For the second question, note that constructing an object of type WordList involves loading the array from a file, while constructing an object of type SortedWordList involves both loading the array from a file and then sorting that array.

You should write a program to do the experiments. It's possible to do both experiments in the same program. You will want to run the program several times, since there will be some variation in the run times. To get the best possible answers, you should take the average of the times from several runs.

(By the way, searching and sorting in SortedWordList are done using the built-in functions Arrays.sort and Arrays.binarySearch from the class java.util.Arrays.)

Part 2: Three Sorting Algorithms

For the second part of the lab, you want to write a program that compares the time it takes to sort an array using three different sorting algorithms: Selection Sort, Insertion Sort, and the algorithm that is used by the built-in function Arrays.sort(). You will apply these algorithms to arrays of type double[].

Methods for selection sort and insertion sort are given above. You can use them in your program. Arrays.sort() is available as long as you import it from the package java.util.

Your program should sort arrays of various sizes using all three algorithms. You should do this at least for arrays of length 1000, 10000, and 100000. For Arrays.sort(), you can also do arrays with a million elements or more. (You might have trouble measuring the sort time for Arrays.sort() on short arrays, so use some longer ones.)

You should fill your arrays with random real numbers. It's a good idea to make several identical arrays, so that you can apply the algorithms to the same input.

You don't necessarily have to write a program that will do all the experiments in one run. You can use a program in which the length of the arrays is given by a constant. Then run the program several times, with different values for that constant.

Part 3:Results and Analysis

For the written lab report, you should present the results of your experiments. That is, report all the run times that you measured (and say exactly what it was that you measured in each case).

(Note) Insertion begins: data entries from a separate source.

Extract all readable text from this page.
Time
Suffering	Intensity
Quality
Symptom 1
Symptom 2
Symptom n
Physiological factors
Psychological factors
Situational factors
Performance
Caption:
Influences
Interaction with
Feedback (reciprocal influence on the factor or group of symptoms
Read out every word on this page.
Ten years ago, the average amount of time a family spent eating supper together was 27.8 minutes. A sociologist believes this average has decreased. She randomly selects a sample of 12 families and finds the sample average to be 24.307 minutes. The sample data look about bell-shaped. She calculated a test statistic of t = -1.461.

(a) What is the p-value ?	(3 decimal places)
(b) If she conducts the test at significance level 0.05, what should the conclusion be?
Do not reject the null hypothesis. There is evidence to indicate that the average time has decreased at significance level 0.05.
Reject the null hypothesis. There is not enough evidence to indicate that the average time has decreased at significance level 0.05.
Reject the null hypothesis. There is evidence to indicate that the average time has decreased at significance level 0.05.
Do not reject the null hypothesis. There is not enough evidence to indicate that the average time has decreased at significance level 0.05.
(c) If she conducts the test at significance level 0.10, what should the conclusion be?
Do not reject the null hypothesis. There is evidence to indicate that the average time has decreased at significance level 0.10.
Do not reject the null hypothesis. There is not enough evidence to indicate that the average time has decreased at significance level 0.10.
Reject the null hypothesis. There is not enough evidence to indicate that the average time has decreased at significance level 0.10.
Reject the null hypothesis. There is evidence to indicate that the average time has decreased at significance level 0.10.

In addition to just reporting the results, you should answer the following questions.

About Part 1:

  1. How many times faster was binary search than linear search in this application?
  2. How long did it take to sort the array?
  3. Suppose that you have the unsorted list of words, and you need to search for some words in the list. Is it worth sorting the list first? The answer depends on how many words you want to look up.

About Part 2:

First, Write a paragraph discussing how the run times of the three algorithms compare.

Finally, I would like you to do some math. Saying that the run time of an algorithm is Θ(n2) means that the run time is approximately proportional to n2. So, we can expect that there is some constant K such that the run time is approximately equal to K*n2. If you have measured the run time, it is possible to solve for K and say that K is approximately equal to the run time divided by n2 (and we can expect the approximation to be better for larger values of n). Once you have K, you can predict the run time, at least approximately, for larger values of n by plugging n into the formula K*n2.

Similarly, saying that the run time of an algorithm is Θ(n*log(n)) means that the run time is approximately equal to K*n*log(n), for some constant K. If you've measured the run time (for an appropriately large value of n), you can get an approximate value for K by dividing the run time by n*log(n). (Note that any logarithm function will work here, as long as you use the same one consistently.)

Using these ideas, the fact that the run time for insertion sort is Θ(n2), and the fact that the run time for Arrays.sort is Θ(n*log(n)), you should calculate answers to the following questions:

  1. About how long would it take to sort an array of one million doubles using insertion sort?
  2. About how long would it take to sort an array of one billion doubles using insertion sort?
  3. About how long would it take to sort an array of one billion doubles using Arrays.sort?

Present your calculations and your actual numerical predictions. Please convert large numbers of milliseconds to a more natural measure of time.